Occasionally we might blog about companies and people we work with but for the most part we'll simply be blogging about stories and events which we find interesting.

20th
DEC

David Byrne and 50-cent for file sharing (and increasing our music libraries)

Posted by Brian | Filed under blogging


Last week, erstwhile rap paragon 50-cent made headlines when he claimed that file-sharing doesn’t really hurt musical artists. Yesterday, David Byrne – whose music I value more highly – expressed a similar sentiment in no uncertain terms.

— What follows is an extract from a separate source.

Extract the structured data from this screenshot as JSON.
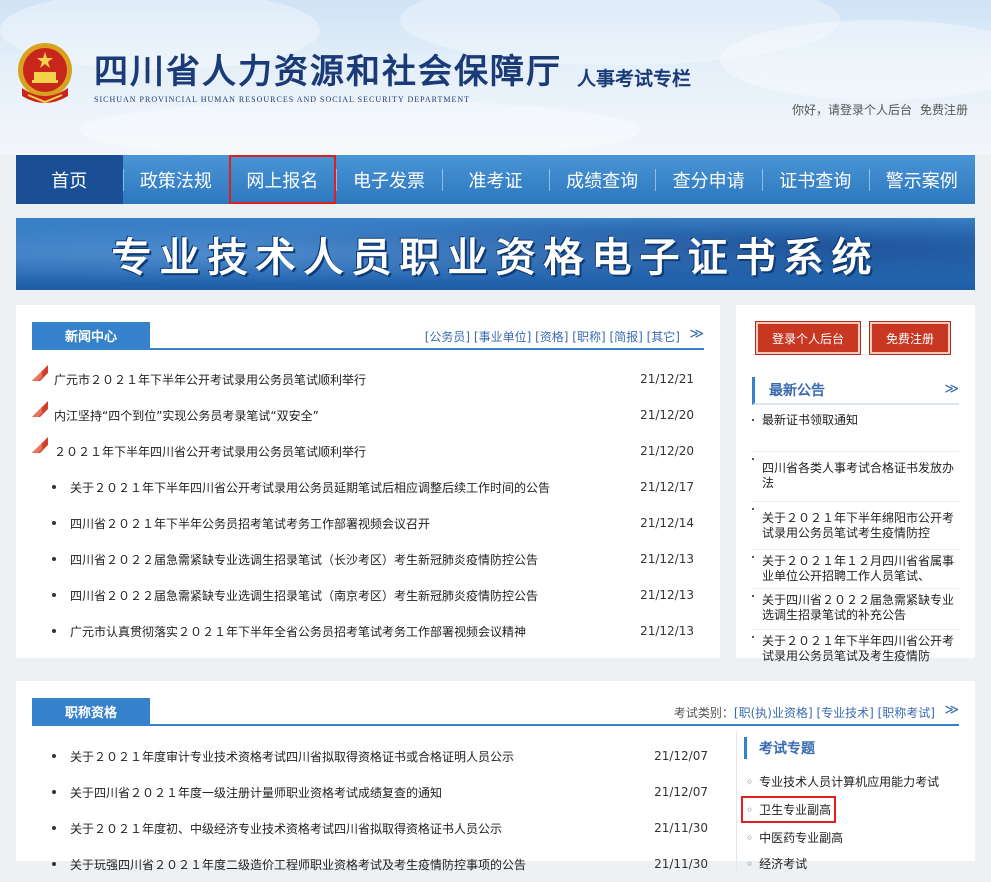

Wired News is running two features by the Talking Heads frontman: one in which Byrne dissects the music industry’s now outdated business model and the other in which he interviews Radiohead’s Thom Yorke, whose ground-breaking “pay-what-you-like” formula for album ‘In Rainbows’ has had chins wagging for months

According to Byrne:

“What is called the music business today… is not the business of producing music. At some point, it became the business of selling CDs in plastic cases and that business will soon be over. But that’s not bad news for music, and it’s certainly not bad news for musicians. Indeed, with all the ways to reach an audience, there have never been more opportunities for artists.”

Fiddy and Byrne emerge from different ends of the global musical spectrum but they both have the right idea. People don’t make illegal downloads because they want to undermine the ‘establishment’: they just want to listen to more music, something that the old pillars of the music industry just don’t seem to get. And, as both Byrne and 50-cent recognise, the real revenue for artists in the digital age should come from merchandise and touring – which is probably why Thom Yorke is so eager to get a piece of second-hand ticket sales.